The changes have helped push fatality rates down. Thus, the odds of getting somewhere alive rose most among vulnerable road users: bicyclists, motorcyclists and pedestrians. Declines in those deaths from 2012 ranged from 50 percent for bicyclists to 10 percent for pedestrians.

Unfortunately, it is difficult to trace the decline to a similar decline in distracted driving. While 2013 distracted driving statistics are not yet available, the number of accidents linked to distractions has been on the rise.

The total number of accidents in Oregon involving distracted drivers actually climbed by about 500 from 2009 to 2012 — from 2,625 to 3,199. The twin messages that cellphone use and texting are dangerous apparently have yet to persuade too many of us to keep our hands on the wheel and our attention on the road.
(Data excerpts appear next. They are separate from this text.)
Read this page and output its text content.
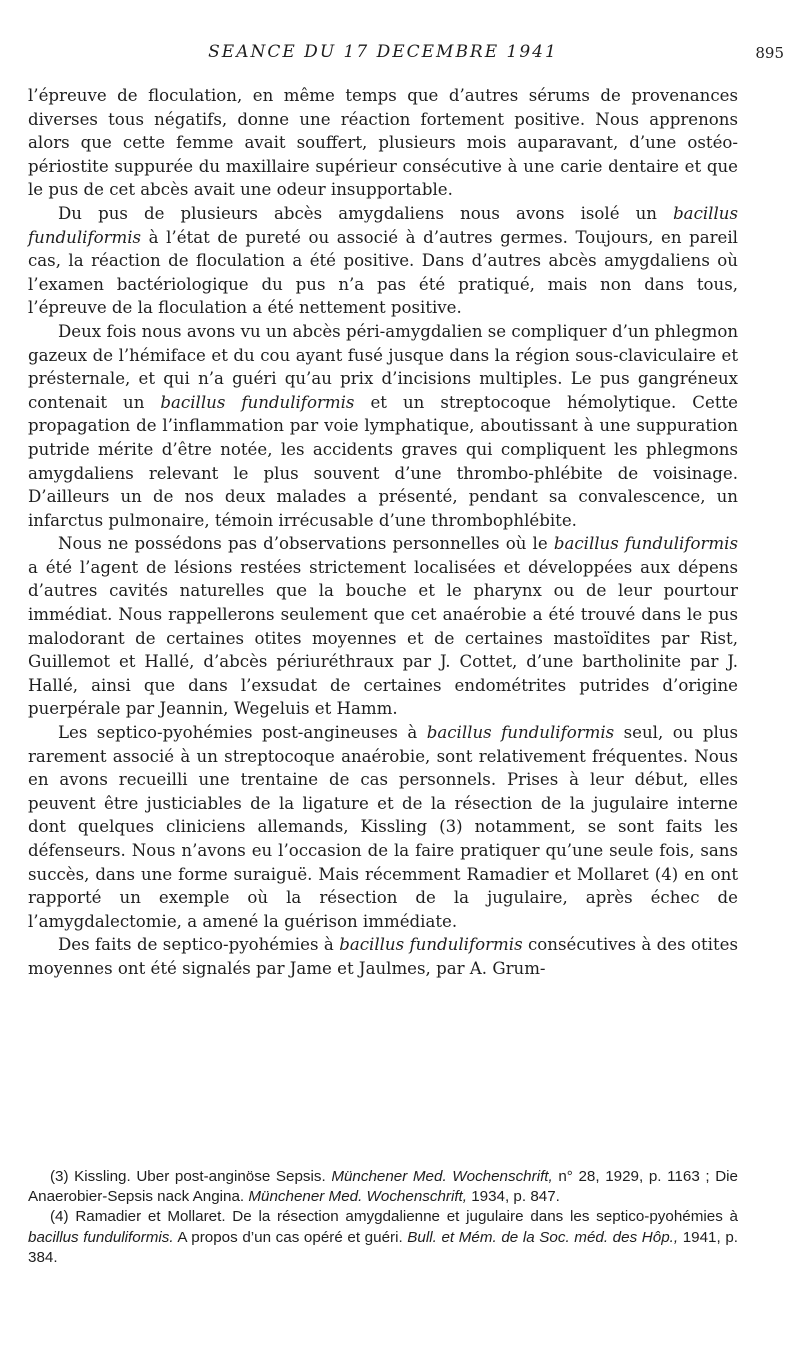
SEANCE DU 17 DECEMBRE 1941	895

l’épreuve de floculation, en même temps que d’autres sérums de provenances diverses tous négatifs, donne une réaction fortement positive. Nous apprenons alors que cette femme avait souffert, plusieurs mois auparavant, d’une ostéo-périostite suppurée du maxillaire supérieur consécutive à une carie dentaire et que le pus de cet abcès avait une odeur insupportable.

Du pus de plusieurs abcès amygdaliens nous avons isolé un bacillus funduliformis à l’état de pureté ou associé à d’autres germes. Toujours, en pareil cas, la réaction de floculation a été positive. Dans d’autres abcès amygdaliens où l’examen bactériologique du pus n’a pas été pratiqué, mais non dans tous, l’épreuve de la floculation a été nettement positive.

Deux fois nous avons vu un abcès péri-amygdalien se compliquer d’un phlegmon gazeux de l’hémiface et du cou ayant fusé jusque dans la région sous-claviculaire et présternale, et qui n’a guéri qu’au prix d’incisions multiples. Le pus gangréneux contenait un bacillus funduliformis et un streptocoque hémolytique. Cette propagation de l’inflammation par voie lymphatique, aboutissant à une suppuration putride mérite d’être notée, les accidents graves qui compliquent les phlegmons amygdaliens relevant le plus souvent d’une thrombo-phlébite de voisinage. D’ailleurs un de nos deux malades a présenté, pendant sa convalescence, un infarctus pulmonaire, témoin irrécusable d’une thrombophlébite.

Nous ne possédons pas d’observations personnelles où le bacillus funduliformis a été l’agent de lésions restées strictement localisées et développées aux dépens d’autres cavités naturelles que la bouche et le pharynx ou de leur pourtour immédiat. Nous rappellerons seulement que cet anaérobie a été trouvé dans le pus malodorant de certaines otites moyennes et de certaines mastoïdites par Rist, Guillemot et Hallé, d’abcès périuréthraux par J. Cottet, d’une bartholinite par J. Hallé, ainsi que dans l’exsudat de certaines endométrites putrides d’origine puerpérale par Jeannin, Wegeluis et Hamm.

Les septico-pyohémies post-angineuses à bacillus funduliformis seul, ou plus rarement associé à un streptocoque anaérobie, sont relativement fréquentes. Nous en avons recueilli une trentaine de cas personnels. Prises à leur début, elles peuvent être justiciables de la ligature et de la résection de la jugulaire interne dont quelques cliniciens allemands, Kissling (3) notamment, se sont faits les défenseurs. Nous n’avons eu l’occasion de la faire pratiquer qu’une seule fois, sans succès, dans une forme suraiguë. Mais récemment Ramadier et Mollaret (4) en ont rapporté un exemple où la résection de la jugulaire, après échec de l’amygdalectomie, a amené la guérison immédiate.

Des faits de septico-pyohémies à bacillus funduliformis consécutives à des otites moyennes ont été signalés par Jame et Jaulmes, par A. Grum-

(3) Kissling. Uber post-anginöse Sepsis. Münchener Med. Wochenschrift, n° 28, 1929, p. 1163 ; Die Anaerobier-Sepsis nack Angina. Münchener Med. Wochenschrift, 1934, p. 847.

(4) Ramadier et Mollaret. De la résection amygdalienne et jugulaire dans les septico-pyohémies à bacillus funduliformis. A propos d’un cas opéré et guéri. Bull. et Mém. de la Soc. méd. des Hôp., 1941, p. 384.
Nationwide, texting or talking on the phone while driving are particularly dangerous for young drivers, according to the NHTSA. Overall, in 2012, 11 percent of drivers under the age of 20 reported they were distracted at the time of an accident. Meanwhile, 21 percent of drivers 15 to 19 said they were using cell phones when they were involved in accidents and fatalities occurred. There is no reason to believe the percentages in Oregon vary by much.

Final Oregon traffic statistics for 2013 won’t be available until later in the year. Meanwhile, preliminary figures show that while some things have improved, we still have plenty to work on to make our roadways safe.